O julgamento do assassinado do jornalista Donizetti Adalto, que aconteceria nesta segunda-feira (25/10), foi adiado. A informação foi repassada pelo Tribunal de Justiça do Piauí (TJ-PI).
Conforme nota divulgada, um dos réus alegou que estava sem advogado de defesa, por esse motivo, o julgamento foi remarcado para sexta-feira (29/10). A justiça ainda determinou que o acusado deve indicar seu defensor até à 23h59 de hoje.
"Julgamento adiado para sexta-feira (29/10). O réu alegou que estava sem advogado para sua defesa. Ele tem até às 23h59 de hoje para indicar seu advogado", diz a nota.
Os acusados do crime são o ex-vereador e professor universitário Djalma Filho, Fabrício de Jesus Costa Lima (motorista); João Evangelista de Meneses, conhecido como 'Pezão' (policial civil); Ricardo Luís Alvez de Sousa (policial civil) e Sérgio Ricardo do Nascimento Silva.

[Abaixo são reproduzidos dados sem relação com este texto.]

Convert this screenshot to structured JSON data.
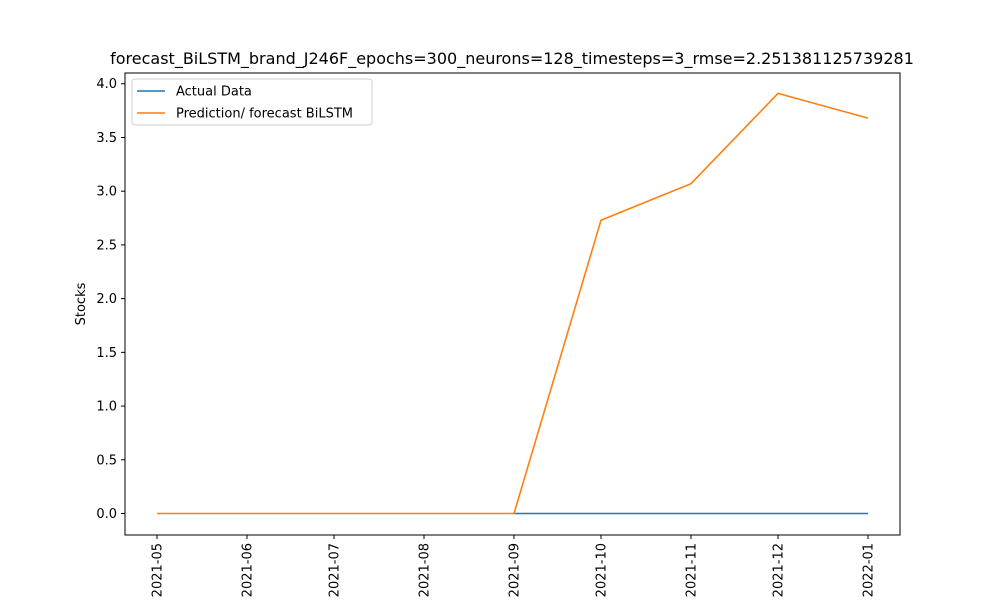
{
  "chart_data": {
    "type": "line",
    "title": "forecast_BiLSTM_brand_J246F_epochs=300_neurons=128_timesteps=3_rmse=2.251381125739281",
    "xlabel": "",
    "ylabel": "Stocks",
    "x": [
      "2021-05-01",
      "2021-06-01",
      "2021-07-01",
      "2021-08-01",
      "2021-09-01",
      "2021-10-01",
      "2021-11-01",
      "2021-12-01",
      "2022-01-01"
    ],
    "x_tick_labels": [
      "2021-05",
      "2021-06",
      "2021-07",
      "2021-08",
      "2021-09",
      "2021-10",
      "2021-11",
      "2021-12",
      "2022-01"
    ],
    "y_ticks": [
      0.0,
      0.5,
      1.0,
      1.5,
      2.0,
      2.5,
      3.0,
      3.5,
      4.0
    ],
    "y_tick_labels": [
      "0.0",
      "0.5",
      "1.0",
      "1.5",
      "2.0",
      "2.5",
      "3.0",
      "3.5",
      "4.0"
    ],
    "ylim": [
      -0.2,
      4.1
    ],
    "grid": false,
    "legend_position": "top-left",
    "series": [
      {
        "name": "Actual Data",
        "color": "#1f77b4",
        "x": [
          "2021-09-01",
          "2021-10-01",
          "2021-11-01",
          "2021-12-01",
          "2022-01-01"
        ],
        "values": [
          0,
          0,
          0,
          0,
          0
        ]
      },
      {
        "name": "Prediction/ forecast BiLSTM",
        "color": "#ff7f0e",
        "x": [
          "2021-05-01",
          "2021-06-01",
          "2021-07-01",
          "2021-08-01",
          "2021-09-01",
          "2021-10-01",
          "2021-11-01",
          "2021-12-01",
          "2022-01-01"
        ],
        "values": [
          0,
          0,
          0,
          0,
          0,
          2.73,
          3.07,
          3.91,
          3.68
        ]
      }
    ]
  }
}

O julgamento ocorre após 23 anos após o crime.
Relembre o caso
O jornalista Donizetti Adalto foi espancado e morto no dia 19 de setembro de 1998. O crime ocorreu na Avenida Marechal Castelo Branco, no bairro Primavera, em Teresina.
No momento do crime, o ex-vereador, Djalma Filho, apontado como mandante do crime, estava no carro com Donizetti. Ele teria conduzido o veículo com a vítima no banco do passageiro e teria dado ordem para que Sérgio Ricardo do Nascimento Silva, seguisse o carro. Ele (Sérgio) estava em uma Kombi usada em campanha política.
Conforme consta no processo, a Kombi interceptou o veículo onde estava Donizetti e um homem, que seria João Evangelista de Meneses, o 'Pezão', desceu e efetuou os disparos contra o jornalista, que morreu no local.
Na época, Donizetti era candidato a deputado federal pelo PPS.